A reader writes:
Another issue that is starting to arise outside of your writing is the
future of food production. I would like you to consider how your view
of future urban areas would interact with increasing commodity prices
for basic food stuffs. Northern to central Virgina is an interesting
case in point. There is a vibrant rural community, filled with local
food-growing ex-urban dwellers. In the late 90's up to this
crash, they were competing with Mc-mansions for land. Can these
extended regional urban/suburban/rural areas continue? Or will the
increases in prices on food commodities further separate urban and
rural as the need to increase productive yield becomes the only value
of rural farm land?
I asked
Betsy Donald, a geographer at Queens University who has done extensive research on the
creative food economy, about this.
The creative
food economy has profound implications for sustainable economic development
because place and providence become central to quality food making, marketing
and lifestyle. Food, unlike any other commodity on the planet, is intimate: we
eat it and therefore how we eat it has implications for a host of policy related
issues around job creation, health, hunger, ecosystem protection, carbon
footprint, labor practices, cultural awareness and diversity.

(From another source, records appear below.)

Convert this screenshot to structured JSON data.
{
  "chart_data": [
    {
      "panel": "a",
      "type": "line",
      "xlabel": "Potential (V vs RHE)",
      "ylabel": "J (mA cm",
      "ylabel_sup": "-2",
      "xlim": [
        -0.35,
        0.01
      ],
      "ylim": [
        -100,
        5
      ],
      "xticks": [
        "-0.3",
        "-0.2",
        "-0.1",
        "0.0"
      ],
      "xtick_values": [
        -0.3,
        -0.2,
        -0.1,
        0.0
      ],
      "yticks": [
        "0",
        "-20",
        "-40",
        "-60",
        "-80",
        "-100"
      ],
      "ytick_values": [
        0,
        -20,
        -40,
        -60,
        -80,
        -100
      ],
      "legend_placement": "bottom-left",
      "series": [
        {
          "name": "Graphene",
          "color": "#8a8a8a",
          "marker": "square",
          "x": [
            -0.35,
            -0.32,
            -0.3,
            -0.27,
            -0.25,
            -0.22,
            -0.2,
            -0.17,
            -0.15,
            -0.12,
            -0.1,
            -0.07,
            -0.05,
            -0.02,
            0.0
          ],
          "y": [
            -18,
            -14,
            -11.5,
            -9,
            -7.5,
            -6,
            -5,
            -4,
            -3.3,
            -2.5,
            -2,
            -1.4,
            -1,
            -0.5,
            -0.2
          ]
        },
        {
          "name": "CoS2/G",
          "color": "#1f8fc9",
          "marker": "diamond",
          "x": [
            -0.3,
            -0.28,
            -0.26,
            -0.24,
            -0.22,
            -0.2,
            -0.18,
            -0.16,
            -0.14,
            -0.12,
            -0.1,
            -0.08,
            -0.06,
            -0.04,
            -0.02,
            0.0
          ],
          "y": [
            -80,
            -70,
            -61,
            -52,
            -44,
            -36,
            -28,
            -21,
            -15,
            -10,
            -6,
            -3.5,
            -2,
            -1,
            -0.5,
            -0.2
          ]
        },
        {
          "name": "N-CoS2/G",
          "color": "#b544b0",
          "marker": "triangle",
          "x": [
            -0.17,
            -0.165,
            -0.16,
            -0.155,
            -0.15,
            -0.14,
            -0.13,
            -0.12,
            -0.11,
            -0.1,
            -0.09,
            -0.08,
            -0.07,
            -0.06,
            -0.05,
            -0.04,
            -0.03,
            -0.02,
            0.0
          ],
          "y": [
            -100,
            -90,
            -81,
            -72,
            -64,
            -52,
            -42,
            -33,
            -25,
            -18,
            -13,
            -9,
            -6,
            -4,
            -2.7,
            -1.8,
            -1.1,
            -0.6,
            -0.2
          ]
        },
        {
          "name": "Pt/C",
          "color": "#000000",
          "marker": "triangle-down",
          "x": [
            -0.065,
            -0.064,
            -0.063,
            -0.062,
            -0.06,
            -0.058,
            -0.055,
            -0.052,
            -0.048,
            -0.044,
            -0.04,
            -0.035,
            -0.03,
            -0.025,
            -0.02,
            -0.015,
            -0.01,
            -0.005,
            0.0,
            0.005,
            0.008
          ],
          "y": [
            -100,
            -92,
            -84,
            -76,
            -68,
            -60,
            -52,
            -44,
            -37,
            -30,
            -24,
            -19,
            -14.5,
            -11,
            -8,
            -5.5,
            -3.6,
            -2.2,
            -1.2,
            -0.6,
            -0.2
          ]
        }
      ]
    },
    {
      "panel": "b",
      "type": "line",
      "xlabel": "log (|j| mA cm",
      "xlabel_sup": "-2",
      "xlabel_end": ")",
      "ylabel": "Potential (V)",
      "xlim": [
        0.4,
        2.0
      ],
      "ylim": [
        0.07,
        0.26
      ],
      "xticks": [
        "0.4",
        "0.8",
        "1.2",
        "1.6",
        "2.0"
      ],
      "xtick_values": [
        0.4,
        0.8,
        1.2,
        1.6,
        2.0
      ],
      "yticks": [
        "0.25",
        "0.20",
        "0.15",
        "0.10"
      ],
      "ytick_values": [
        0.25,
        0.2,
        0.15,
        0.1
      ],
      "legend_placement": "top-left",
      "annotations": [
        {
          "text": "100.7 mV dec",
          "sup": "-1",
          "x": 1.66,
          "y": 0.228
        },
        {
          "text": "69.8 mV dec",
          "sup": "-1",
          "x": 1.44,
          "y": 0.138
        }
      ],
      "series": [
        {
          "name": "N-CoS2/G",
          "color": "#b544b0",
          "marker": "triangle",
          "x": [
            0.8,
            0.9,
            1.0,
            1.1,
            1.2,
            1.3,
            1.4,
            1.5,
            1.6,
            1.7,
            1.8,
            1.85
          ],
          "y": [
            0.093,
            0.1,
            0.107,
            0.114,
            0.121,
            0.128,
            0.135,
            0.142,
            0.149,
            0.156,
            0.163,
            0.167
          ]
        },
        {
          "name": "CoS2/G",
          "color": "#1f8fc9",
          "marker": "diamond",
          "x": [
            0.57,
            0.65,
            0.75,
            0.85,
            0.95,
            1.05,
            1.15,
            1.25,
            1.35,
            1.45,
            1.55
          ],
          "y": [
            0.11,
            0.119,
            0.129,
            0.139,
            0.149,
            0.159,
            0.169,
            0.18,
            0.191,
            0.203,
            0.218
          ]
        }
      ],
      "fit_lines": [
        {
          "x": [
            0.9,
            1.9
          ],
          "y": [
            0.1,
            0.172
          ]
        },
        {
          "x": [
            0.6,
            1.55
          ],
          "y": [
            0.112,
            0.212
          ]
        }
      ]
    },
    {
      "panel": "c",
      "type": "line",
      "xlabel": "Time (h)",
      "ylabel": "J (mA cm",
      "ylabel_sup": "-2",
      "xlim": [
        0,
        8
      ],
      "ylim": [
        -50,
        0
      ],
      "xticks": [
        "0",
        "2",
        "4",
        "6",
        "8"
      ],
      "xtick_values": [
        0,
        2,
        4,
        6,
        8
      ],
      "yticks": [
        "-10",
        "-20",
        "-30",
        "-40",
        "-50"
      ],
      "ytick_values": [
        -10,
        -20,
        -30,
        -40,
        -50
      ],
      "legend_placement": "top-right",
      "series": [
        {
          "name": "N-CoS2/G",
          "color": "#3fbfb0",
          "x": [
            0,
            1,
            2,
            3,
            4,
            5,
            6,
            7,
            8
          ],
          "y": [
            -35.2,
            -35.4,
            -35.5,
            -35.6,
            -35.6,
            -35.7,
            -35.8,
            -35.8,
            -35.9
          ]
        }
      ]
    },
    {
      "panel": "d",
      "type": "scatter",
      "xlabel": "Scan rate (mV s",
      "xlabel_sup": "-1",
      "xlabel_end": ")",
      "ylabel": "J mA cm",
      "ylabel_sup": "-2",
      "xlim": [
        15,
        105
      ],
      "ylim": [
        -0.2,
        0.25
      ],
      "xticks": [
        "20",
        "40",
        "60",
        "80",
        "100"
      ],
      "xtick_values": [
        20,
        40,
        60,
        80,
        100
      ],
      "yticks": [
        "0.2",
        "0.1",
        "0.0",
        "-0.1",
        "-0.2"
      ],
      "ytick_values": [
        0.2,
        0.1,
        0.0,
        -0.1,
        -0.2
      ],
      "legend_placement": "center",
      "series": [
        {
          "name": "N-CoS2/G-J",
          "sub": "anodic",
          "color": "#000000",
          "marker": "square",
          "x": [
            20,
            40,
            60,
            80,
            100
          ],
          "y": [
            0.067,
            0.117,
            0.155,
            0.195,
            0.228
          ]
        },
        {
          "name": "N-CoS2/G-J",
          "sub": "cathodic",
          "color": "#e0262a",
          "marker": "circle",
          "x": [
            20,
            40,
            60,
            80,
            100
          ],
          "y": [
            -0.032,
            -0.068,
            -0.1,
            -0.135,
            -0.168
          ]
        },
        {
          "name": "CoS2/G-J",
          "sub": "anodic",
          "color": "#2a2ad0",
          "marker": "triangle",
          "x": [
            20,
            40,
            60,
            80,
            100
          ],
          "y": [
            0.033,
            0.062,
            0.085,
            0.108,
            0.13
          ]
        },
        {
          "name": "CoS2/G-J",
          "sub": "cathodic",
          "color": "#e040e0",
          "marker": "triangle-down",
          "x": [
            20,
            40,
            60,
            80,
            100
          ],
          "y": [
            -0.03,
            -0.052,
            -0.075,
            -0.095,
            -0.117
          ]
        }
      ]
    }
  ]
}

There is a huge movement toward preserving prime
farmland on the urban fringes through efforts to resolarize the farm, but also a
budding trend toward urban gardening. Recall during World War II that 40 percent
of produce consumed in America came from private "Victory Gardens." Now these
urban gardens are making a comeback - with more attention paid to organic and
diverse food production (think Michelle Obama's White House Garden) and San
Francisco's recent veggie planting on the grounds of City Hall. In Seattle, a
local program offering public gardening plots has 6,000 plots assigned and a
waiting list of 700 people - an aspect of the food economy that integrates local, organic and ethnic
food production.
Some of this creative food production draws on more
traditional farming practices, but much of it also challenges it by
calling for more sustainable forms of food production that reduces the
need for both fertilizers and pesticides and cleverly used polycultures
to produce large amounts of food from little more than soil, water and
sunlight (as is going on in Argentina and Brazil). It calls for a more holistic vision of the food economy that views
food as a prism through which we can explore the scope and complexity of many of
our most pressing economic, social and ecological issues.
She's on to something. The demand for higher-quality food - both from individual consumers and from restaurants - is already leading to a tighter, more organic, higher-quality food supply chain. Adding creativity, so to speak, to food production will increase its value; we'll pay more for it, and that will make this kind of food production economically more viable. Who knows? Perhaps the economics will someday enable the remaking and reuse of declining ex-urbs as centers of more vital, higher-end, creative farming communities.